Japanese chicken import resumption will sustain future demand growth. Baru-baru ini, Kementerian Perdagangan telah mengumumkan bahwa Jepang kemungkinan akan kembali mengimpor produk ayam olahan dari Indonesia dengan kisaran nilai US$200 juta (10% dari pangsa pasar makanan olahan Jepang atau hanya 2-3% dari total ukuran pasar Indonesia).  

Yet it could sustain future growth if the demand grows bigger. Kenaikan pajak konsumsi di Jepang yang terjadi sebesar 5% menjadi 8% dan berlaku pada 1 April 2014 terlihat mulai menurunkan pertumbuhan konsumsi rumah tangga karena membuat harga daging sapi dan babi yang relatif naik, sehingga terjadi pergeseran dengan daging yang lebih tercapai, yaitu ayam broiler. 
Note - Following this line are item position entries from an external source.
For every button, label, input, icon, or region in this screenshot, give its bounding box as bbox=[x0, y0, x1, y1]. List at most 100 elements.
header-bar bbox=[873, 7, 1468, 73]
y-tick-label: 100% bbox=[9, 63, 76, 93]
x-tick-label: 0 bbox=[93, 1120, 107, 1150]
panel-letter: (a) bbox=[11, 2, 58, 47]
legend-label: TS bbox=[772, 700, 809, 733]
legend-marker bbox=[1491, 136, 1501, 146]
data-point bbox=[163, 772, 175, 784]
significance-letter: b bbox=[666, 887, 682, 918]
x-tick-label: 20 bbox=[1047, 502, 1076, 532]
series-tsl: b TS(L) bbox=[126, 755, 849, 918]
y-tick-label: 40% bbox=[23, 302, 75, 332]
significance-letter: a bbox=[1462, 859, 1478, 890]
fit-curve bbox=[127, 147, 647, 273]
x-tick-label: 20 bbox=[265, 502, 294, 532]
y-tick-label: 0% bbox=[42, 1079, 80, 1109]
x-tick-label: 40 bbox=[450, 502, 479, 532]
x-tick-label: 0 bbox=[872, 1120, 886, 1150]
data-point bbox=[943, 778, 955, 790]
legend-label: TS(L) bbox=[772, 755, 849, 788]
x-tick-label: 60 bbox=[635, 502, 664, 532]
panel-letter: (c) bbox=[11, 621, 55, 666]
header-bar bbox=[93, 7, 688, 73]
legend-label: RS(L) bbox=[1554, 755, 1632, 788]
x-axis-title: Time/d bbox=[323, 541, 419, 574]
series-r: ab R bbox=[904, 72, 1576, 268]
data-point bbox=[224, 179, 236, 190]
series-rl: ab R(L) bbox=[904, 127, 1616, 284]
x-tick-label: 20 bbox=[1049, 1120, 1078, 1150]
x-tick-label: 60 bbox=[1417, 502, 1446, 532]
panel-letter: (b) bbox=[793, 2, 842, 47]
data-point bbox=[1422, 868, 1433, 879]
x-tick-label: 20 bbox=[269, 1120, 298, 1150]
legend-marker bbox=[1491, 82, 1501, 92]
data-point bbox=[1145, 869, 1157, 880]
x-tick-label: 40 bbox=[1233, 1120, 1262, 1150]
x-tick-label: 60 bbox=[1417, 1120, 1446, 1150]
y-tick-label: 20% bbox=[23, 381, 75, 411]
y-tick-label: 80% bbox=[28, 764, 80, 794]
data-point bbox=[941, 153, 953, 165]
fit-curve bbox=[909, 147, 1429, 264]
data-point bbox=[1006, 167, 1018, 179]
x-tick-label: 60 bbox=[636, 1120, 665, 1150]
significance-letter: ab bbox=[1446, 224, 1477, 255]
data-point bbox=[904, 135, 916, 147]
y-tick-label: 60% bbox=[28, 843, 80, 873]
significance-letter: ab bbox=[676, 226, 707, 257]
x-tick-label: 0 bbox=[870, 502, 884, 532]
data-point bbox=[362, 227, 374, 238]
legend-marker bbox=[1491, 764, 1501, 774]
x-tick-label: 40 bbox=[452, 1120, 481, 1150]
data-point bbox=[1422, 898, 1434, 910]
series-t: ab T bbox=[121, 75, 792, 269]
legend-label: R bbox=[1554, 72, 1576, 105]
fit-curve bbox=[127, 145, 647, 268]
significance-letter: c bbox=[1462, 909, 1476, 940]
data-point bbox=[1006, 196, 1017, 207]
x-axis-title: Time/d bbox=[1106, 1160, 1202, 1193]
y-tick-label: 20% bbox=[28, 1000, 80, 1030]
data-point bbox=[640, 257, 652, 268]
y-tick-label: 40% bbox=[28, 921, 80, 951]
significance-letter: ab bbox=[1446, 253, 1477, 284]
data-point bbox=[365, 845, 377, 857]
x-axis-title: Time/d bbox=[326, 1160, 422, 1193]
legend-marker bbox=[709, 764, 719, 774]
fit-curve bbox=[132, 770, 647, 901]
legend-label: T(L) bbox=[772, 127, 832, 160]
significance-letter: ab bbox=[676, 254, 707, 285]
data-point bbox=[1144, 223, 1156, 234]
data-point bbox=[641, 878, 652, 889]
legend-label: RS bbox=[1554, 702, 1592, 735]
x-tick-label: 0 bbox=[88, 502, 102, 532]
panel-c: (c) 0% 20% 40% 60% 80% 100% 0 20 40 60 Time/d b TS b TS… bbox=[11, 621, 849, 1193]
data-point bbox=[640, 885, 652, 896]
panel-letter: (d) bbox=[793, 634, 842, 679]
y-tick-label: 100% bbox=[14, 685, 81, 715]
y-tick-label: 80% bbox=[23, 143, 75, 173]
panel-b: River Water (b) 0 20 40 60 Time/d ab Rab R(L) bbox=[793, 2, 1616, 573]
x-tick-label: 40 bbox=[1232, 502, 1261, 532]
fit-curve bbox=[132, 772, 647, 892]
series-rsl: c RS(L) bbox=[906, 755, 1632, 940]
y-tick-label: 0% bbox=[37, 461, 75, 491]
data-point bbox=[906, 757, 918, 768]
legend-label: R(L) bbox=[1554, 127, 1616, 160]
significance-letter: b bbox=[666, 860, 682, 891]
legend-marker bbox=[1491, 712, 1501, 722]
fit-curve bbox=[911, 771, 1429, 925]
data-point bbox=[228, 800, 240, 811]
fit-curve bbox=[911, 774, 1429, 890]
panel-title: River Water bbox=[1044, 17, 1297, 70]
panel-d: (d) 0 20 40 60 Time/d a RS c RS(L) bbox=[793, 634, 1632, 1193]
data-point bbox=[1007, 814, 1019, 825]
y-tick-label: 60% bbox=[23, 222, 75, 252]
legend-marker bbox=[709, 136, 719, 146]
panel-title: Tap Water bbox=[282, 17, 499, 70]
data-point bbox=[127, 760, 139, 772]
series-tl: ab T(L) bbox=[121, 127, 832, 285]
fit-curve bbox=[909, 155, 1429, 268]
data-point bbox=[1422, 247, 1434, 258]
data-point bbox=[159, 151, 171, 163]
Kami menilai Indonesia dan Thailand akan menjadi pihak yang diuntungkan untuk memenuhi kebutuhan Jepang setelah China telah terkena skandal makanan. Perusahaan yang masuk ke dalam riset kami mengonfirmasi bahwa beberapa petugas pemerintahan Jepang telah mulai mencermati fasilitas pabrik mereka dan hasilnya akan diumumkan pada kuartal IV/2014. 

Patut dicatat bahwa CPIN dan JPFA memiliki rekam jejak di pasar Jepang, yaitu sebagai pemasok sebelum terjadi krisis flu burung pada 2003–2004. 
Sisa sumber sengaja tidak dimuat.